Airtel Nigeria has announced that 2026 will be a major year for network expansion as the company scales investments to enhance coverage, capacity, and digital resilience nationwide.
Chief Executive Officer of Airtel Nigeria, Mr Dinesh Balsingh, made this known on Thursday during an Airtel media roundtable in Lagos.
Balsingh said the company expanded its network footprint by about 15 per cent between December 2023 and early 2025, increasing its sites from roughly 15,000 to 17,000, with further expansion planned this year.
“Over the last two years, we have expanded our geographical network by close to 15 per cent, and we intend to repeat that scale of expansion again in 2026,” he said.
He explained that the investments focus on deep rural communities, small towns, and the fringes of major cities to improve coverage, capacity, and network resilience.
“Everyone has the right to digital connectivity, including people in deep rural markets and small communities,” Balsingh said.
According to him, Airtel has deployed satellite technology in remote locations where fiber access is impractical, citing communities in Adamawa and other parts of northern Nigeria now connected via Starlink.
“These are very remote villages where terrestrial fiber was practically impossible, but satellite connectivity is performing very well,” he said.
Balsingh noted that Airtel upgraded capacity on about 25 per cent of its existing sites in 2025 by deploying higher-capacity radios and migrating backhaul from microwave to fiber.
He added that 99.99 per cent of Airtel’s network sites are now 4G-enabled—even in remote areas—while spectrum capacity on the 4G network has increased by about 20 per cent to meet rising data demand.
“4G remains the backbone of mobile data usage, and expanding spectrum is like widening the highway for traffic,” he said.
On 5G, Balsingh said Airtel has more than doubled its 5G sites in the last three months and plans to migrate about 25 per cent of its network in the top 20 cities to 5G over time.
He also said Airtel is expanding its fiber backbone by about 25 per cent—having completed nearly half of the rollout—and plans a second internet breakout point from southern Nigeria to improve national network resilience.
“These investments are about building scale, capacity, and resilience for the long-term future of Nigeria,” Balsingh said.
He added that Airtel is strengthening its artificial intelligence and data centre capabilities, including a hyperscaler-ready facility expected to support advanced analytics, network automation, and consumer protection services.

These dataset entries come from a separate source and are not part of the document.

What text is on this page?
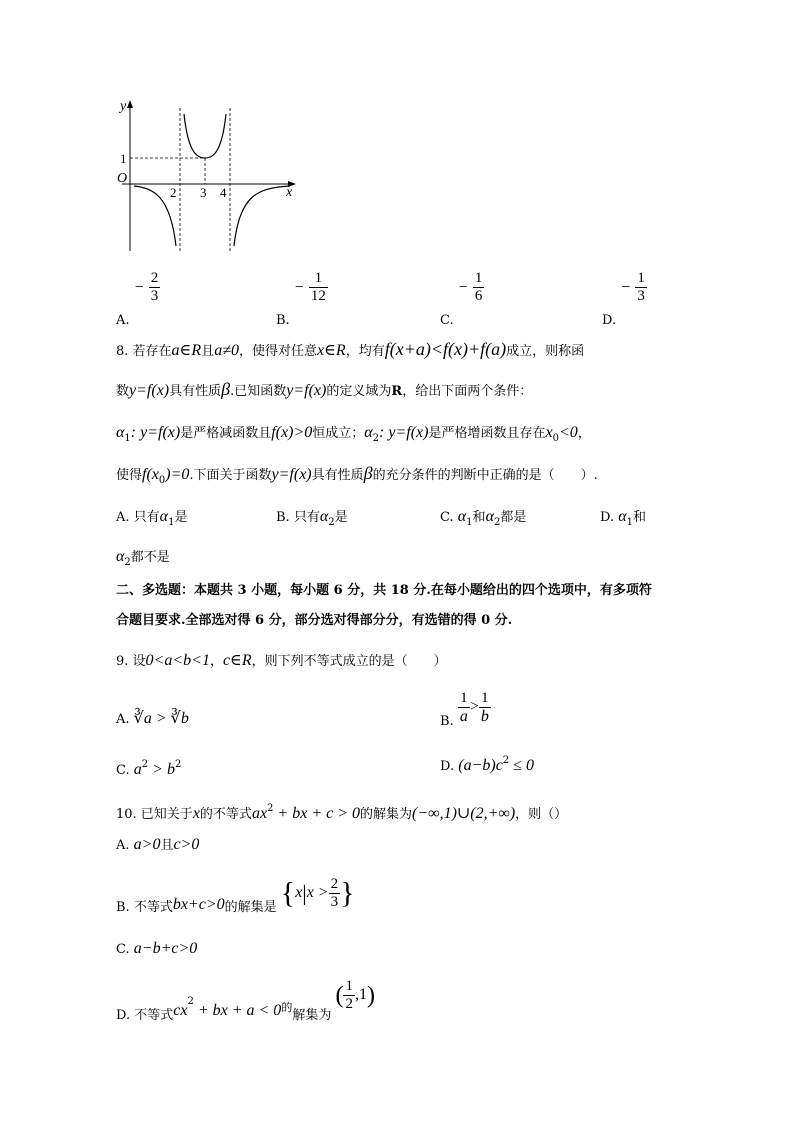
y
x
O
1
2 3 4
$_{A.} - \frac{2}{3}$
$_{B.} - \frac{1}{12}$
$_{C.} - \frac{1}{6}$
$_{D.} - \frac{1}{3}$
8. 若存在a∈R且a≠0，使得对任意x∈R，均有f(x+a)<f(x)+f(a)成立，则称函
数y=f(x)具有性质β.已知函数y=f(x)的定义域为R，给出下面两个条件：
$\alpha_1$: y=f(x)是严格减函数且f(x)>0恒成立；$\alpha_2$: y=f(x)是严格增函数且存在$x_0<0$，
使得$f(x_0)=0$.下面关于函数y=f(x)具有性质β的充分条件的判断中正确的是（　　）.
A. 只有$\alpha_1$是	B. 只有$\alpha_2$是	C. $\alpha_1$和$\alpha_2$都是	D. $\alpha_1$和
$\alpha_2$都不是
二、多选题：本题共 3 小题，每小题 6 分，共 18 分.在每小题给出的四个选项中，有多项符
合题目要求.全部选对得 6 分，部分选对得部分分，有选错的得 0 分.
9. 设0<a<b<1，c∈R，则下列不等式成立的是（　　）
A. ∛a > ∛b	B. $\frac{1}{a} > \frac{1}{b}$
C. $a^2 > b^2$	D. $(a-b)c^2 \le 0$
10. 已知关于x的不等式$ax^2$ + bx + c > 0的解集为(−∞,1)∪(2,+∞)，则（）
A. a>0且c>0
B. 不等式bx+c>0的解集是 {$x|x > \frac{2}{3}$ }
C. a−b+c>0
D. 不等式$cx_2$ + bx + $a < 0_的$解集为 ( $\frac{1}{2} ,1$)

Balsingh acknowledged ongoing challenges such as fiber cuts and infrastructure damage but commended government and regulatory efforts to protect telecom assets under the Critical National Information Infrastructure (CNII) framework.
“We are very happy with what the government and the regulator are doing around CNII, especially the focus on reducing fiber cuts, which affect all operators and consumers,” he said.
Balsingh said that despite challenges like fiber cuts, Airtel remains committed to sustained investment, describing 2026 as another massive year for network and digital infrastructure development in Nigeria.